Mar 21 2013
The Nation: Labor Board Alleges Repeated Retaliation at Walmart’s Top US Warehouse
The National Labor Relations Board has issued a complaint against four companies involved in staffing and managing Walmart’s largest distribution center in the United States. The NLRB complaint—similar to an indictment—alleges that the companies repeatedly threatened and punished warehouse workers for labor organizing, including by firing activists involved in a September strike that helped to inspire November’s Black Friday retail walkout.
“They had targeted the organizers ever since we got back to the warehouse,” Philip Bailey, one of the fired workers, told The Nation Monday.
The Labor Board complaint, issued February 28, alleges that in order to discourage the Elwood, Illinois, warehouse workers from organizing, managers from the four companies—Roadlink Workforce Solutions, Skyward Employment Services, Select Remedy and Schneider Logistics—repeatedly broke the law. This included illegally threatening workers with firing or arrest; punishing employees by cancelling their breaks and increasing their workload; making workers believe they were under surveillance; and terminating six activist workers on November 10.
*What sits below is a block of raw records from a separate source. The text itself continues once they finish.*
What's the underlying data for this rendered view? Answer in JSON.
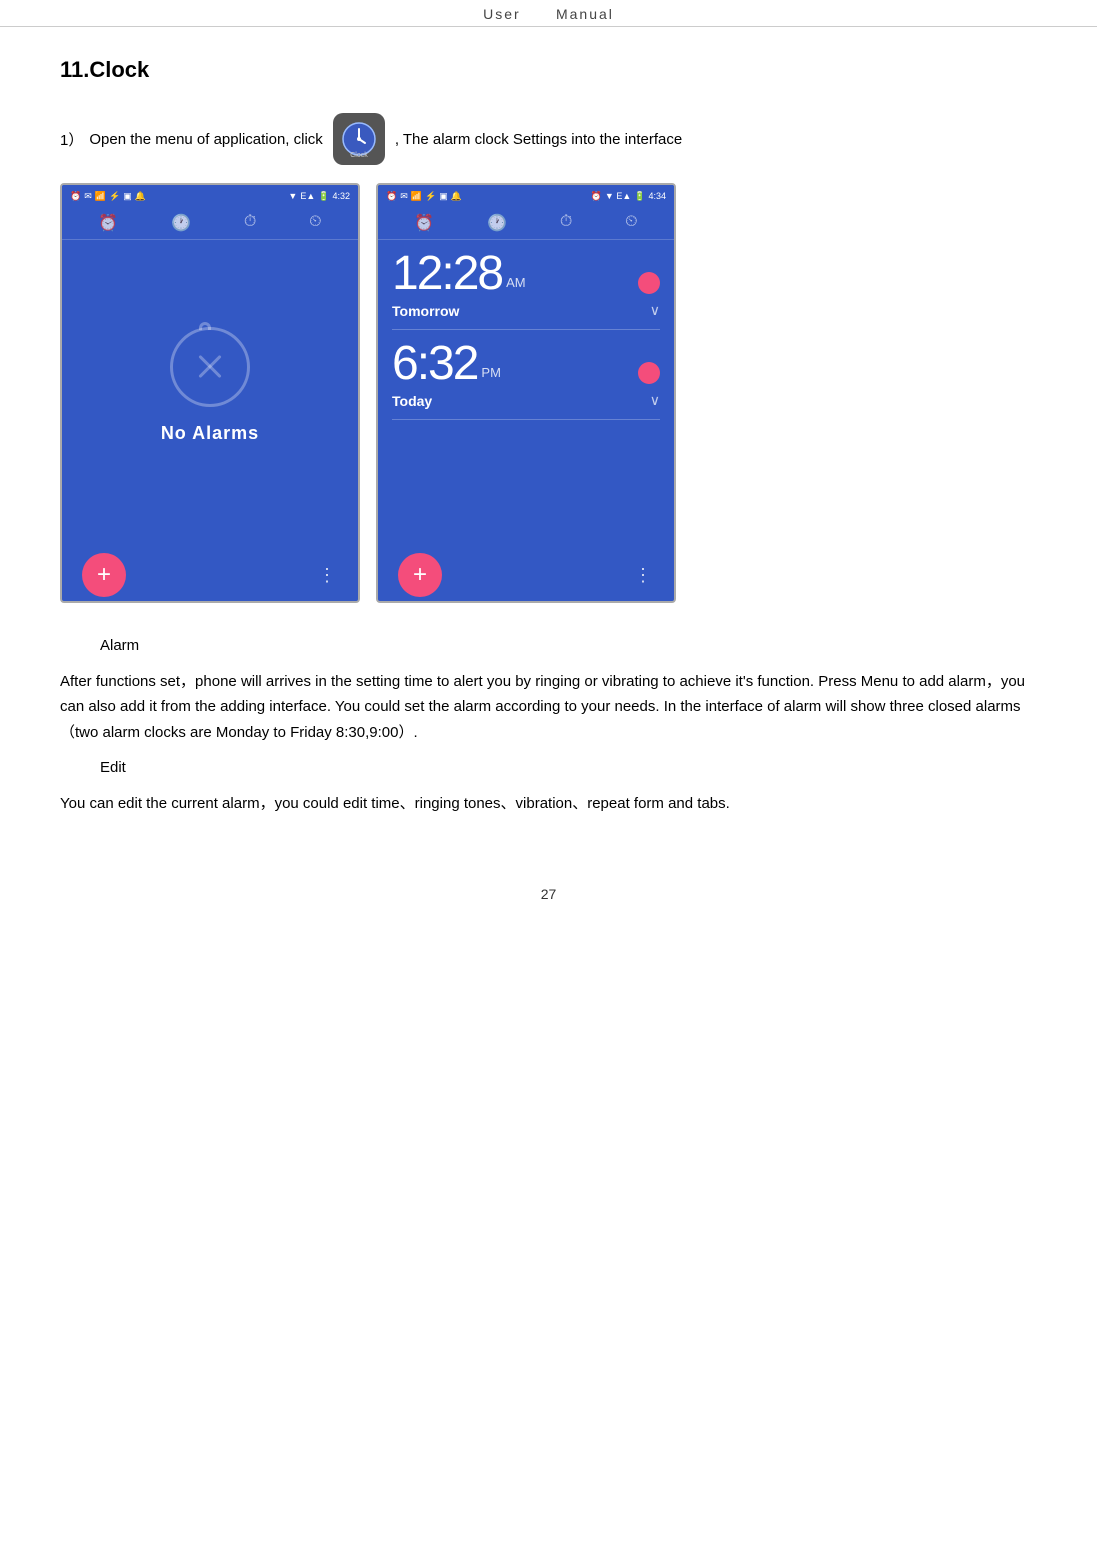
{
  "header": {
    "left": "User",
    "separator": "    ",
    "right": "Manual"
  },
  "section": {
    "title": "11.Clock"
  },
  "step1": {
    "number": "1）",
    "text_before": "Open the menu of application, click",
    "icon_label": "Clock",
    "text_after": ", The alarm clock Settings into the interface"
  },
  "screen_left": {
    "status_time": "4:32",
    "status_icons": "▼ E▲  🔋",
    "tabs": [
      "⏰",
      "🕐",
      "⏱",
      "⏰"
    ],
    "no_alarms_text": "No Alarms",
    "fab_label": "+",
    "more_label": "⋮"
  },
  "screen_right": {
    "status_time": "4:34",
    "status_icons": "▼ E▲  🔋",
    "alarm1": {
      "time": "12:28",
      "ampm": "AM",
      "label": "Tomorrow",
      "enabled": true
    },
    "alarm2": {
      "time": "6:32",
      "ampm": "PM",
      "label": "Today",
      "enabled": true
    },
    "fab_label": "+",
    "more_label": "⋮"
  },
  "body": {
    "heading_alarm": "Alarm",
    "para1": "After functions set，phone will arrives in the setting time to alert you by ringing or vibrating to achieve it's function. Press Menu to add alarm，you can also add it from the adding interface. You could set the alarm according to your needs. In the interface of alarm will show three closed alarms（two alarm clocks are Monday to Friday 8:30,9:00）.",
    "heading_edit": "Edit",
    "para2": "You can edit the current alarm，you could edit time、ringing tones、vibration、repeat form and tabs."
  },
  "page_number": "27"
}
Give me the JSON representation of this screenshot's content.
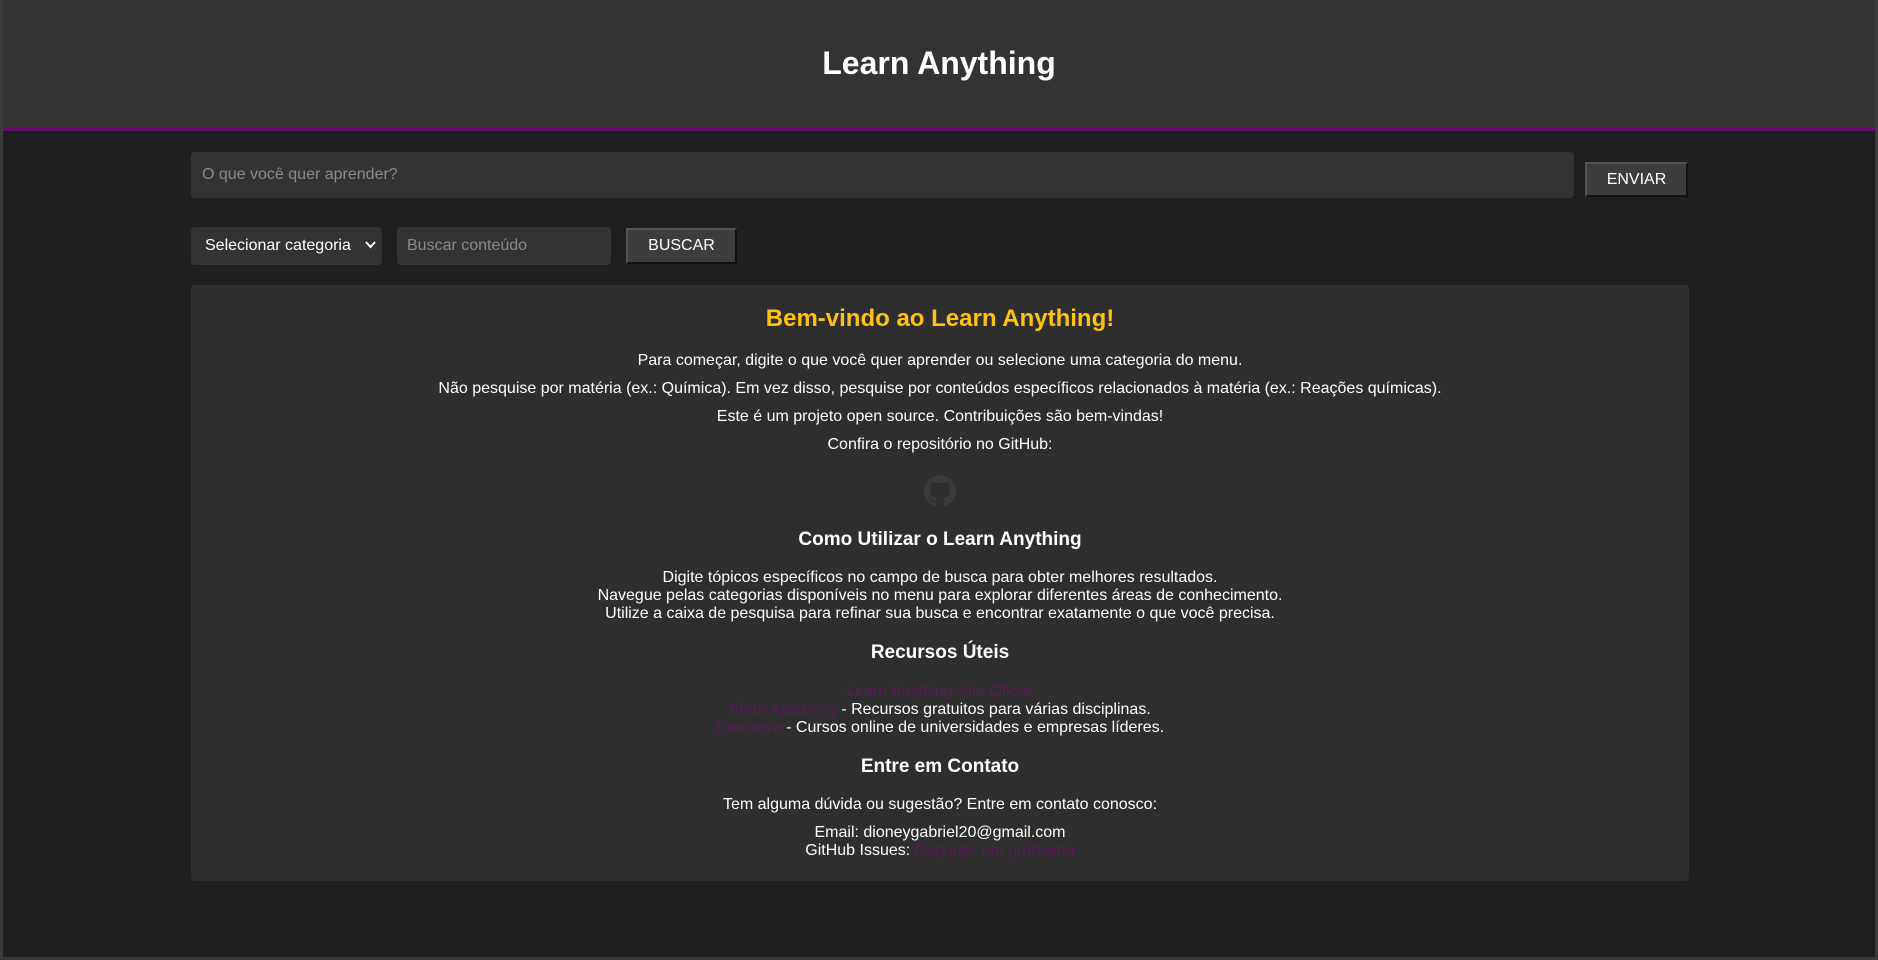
{
  "header": {
    "title": "Learn Anything"
  },
  "ask": {
    "placeholder": "O que você quer aprender?",
    "send_label": "ENVIAR"
  },
  "filter": {
    "category_selected": "Selecionar categoria",
    "search_placeholder": "Buscar conteúdo",
    "search_label": "BUSCAR"
  },
  "welcome": {
    "title": "Bem-vindo ao Learn Anything!",
    "lines": [
      "Para começar, digite o que você quer aprender ou selecione uma categoria do menu.",
      "Não pesquise por matéria (ex.: Química). Em vez disso, pesquise por conteúdos específicos relacionados à matéria (ex.: Reações químicas).",
      "Este é um projeto open source. Contribuições são bem-vindas!",
      "Confira o repositório no GitHub:"
    ]
  },
  "usage": {
    "title": "Como Utilizar o Learn Anything",
    "lines": [
      "Digite tópicos específicos no campo de busca para obter melhores resultados.",
      "Navegue pelas categorias disponíveis no menu para explorar diferentes áreas de conhecimento.",
      "Utilize a caixa de pesquisa para refinar sua busca e encontrar exatamente o que você precisa."
    ]
  },
  "resources": {
    "title": "Recursos Úteis",
    "items": [
      {
        "link": "Learn Anything Site Oficial",
        "desc": ""
      },
      {
        "link": "Khan Academy",
        "desc": " - Recursos gratuitos para várias disciplinas."
      },
      {
        "link": "Coursera",
        "desc": " - Cursos online de universidades e empresas líderes."
      }
    ]
  },
  "contact": {
    "title": "Entre em Contato",
    "intro": "Tem alguma dúvida ou sugestão? Entre em contato conosco:",
    "email": "Email: dioneygabriel20@gmail.com",
    "issues_label": "GitHub Issues: ",
    "issues_link": "Reportar um problema"
  },
  "colors": {
    "accent_yellow": "#ffc20e",
    "header_border": "#6a0a6a",
    "link": "#5a1a5a"
  }
}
Leah Fried, a spokesperson for the union-backed group Warehouse Workers for Justice, said Wednesday that the NLRB had also found merit in an additional round of charges, alleging that the Walmart sub-contractor Roadlink illegally fired three more workers after they delivered a petition to management on November 17. (Roadlink and the NLRB did not immediately respond to inquiries from The Nation.)